NB3: discard _ = return (), and the *- modifier serves to run a monadic action but discarding its result


Solution

  • I find that the easiest way to understand what C2HS does is to look at the Haskell code it generates. In this case, the function hook

    {#fun unsafe Initialized as ^ {alloca- `Bool' peekBool*} -> `()' discard*- #}
    

    results in the following Haskell code (slightly tidied up):

    initialized :: IO Bool
    initialized =
      alloca $ \a -> 
      initialized'_ a >>= \res ->
      discard res >> 
      peekBool a
    
    foreign import ccall unsafe "Control/Parallel/MPI/Internal.chs.h MPI_Initialized"
      initialized'_ :: Ptr CInt -> IO CInt
    

    Here, the "-" following the marshaller for the input argument in the function hook means that that argument doesn't actually appear as an argument to the resulting Haskell function -- in this case what happens is that some space is allocated for the argument to MPI_Initialized (using alloca), the C function is called using a pointer to that allocated space, and the output of the Haskell function is returned using peekBool to extract a value from the allocated space.
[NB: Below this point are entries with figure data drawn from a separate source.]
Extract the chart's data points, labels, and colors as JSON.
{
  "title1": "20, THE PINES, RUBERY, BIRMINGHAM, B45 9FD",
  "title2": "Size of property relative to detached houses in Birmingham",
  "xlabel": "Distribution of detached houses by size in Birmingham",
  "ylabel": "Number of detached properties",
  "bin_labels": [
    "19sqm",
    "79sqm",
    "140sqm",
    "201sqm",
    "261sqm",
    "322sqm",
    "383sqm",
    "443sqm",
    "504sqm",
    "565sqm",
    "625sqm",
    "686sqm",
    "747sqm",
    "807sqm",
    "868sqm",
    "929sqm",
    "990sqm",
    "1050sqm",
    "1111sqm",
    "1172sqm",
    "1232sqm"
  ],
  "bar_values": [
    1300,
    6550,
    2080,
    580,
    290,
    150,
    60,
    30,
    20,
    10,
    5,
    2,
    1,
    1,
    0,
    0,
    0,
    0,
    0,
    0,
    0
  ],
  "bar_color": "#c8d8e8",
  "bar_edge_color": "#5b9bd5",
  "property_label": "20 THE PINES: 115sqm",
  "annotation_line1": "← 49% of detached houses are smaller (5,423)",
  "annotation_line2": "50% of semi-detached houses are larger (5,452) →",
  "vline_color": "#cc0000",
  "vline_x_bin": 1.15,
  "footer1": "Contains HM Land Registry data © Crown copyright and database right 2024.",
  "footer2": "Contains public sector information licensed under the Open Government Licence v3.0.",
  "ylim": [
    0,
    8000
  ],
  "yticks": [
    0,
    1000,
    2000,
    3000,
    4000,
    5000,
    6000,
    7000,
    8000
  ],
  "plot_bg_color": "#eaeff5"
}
    The type of the Haskell function that C2HS produces is just IO Bool, i.e. the "input" parameter doesn't appear anywhere. (The C2HS documentation does kind of say this, but it's quite hard to interpret what it means until you've seen an example!)

    The output marshaller just throws away the result of the call to the MPI_Initialized C function, which is a status code that isn't very interesting in this case. The real return result from the Haskell code that C2HS produces is generated by the output marshaller for the pointer argument to the MPI_Initialized function. The peekBool function reads an integer value from a C int * pointer and converts it to a Haskell Bool; the "*" in the output marshaller means that this value should be returned in the IO monad.

    This pattern of allocation with a "-" as input marshaller, some sort of "peek" function with an "IO *" as an output marshaller (and often discaring the C function's return value as well) is quite common. A lot of C libraries use this pattern of assigning results via pointers, and keeping track of pointer allocations by hand in Haskell is annoying, so C2HS tries to help with managing that for you. It takes a while to get used to where to put all the "-"s and "*"s, but looking at the Haskell code that C2HS generates is a really good way to understand what's going on.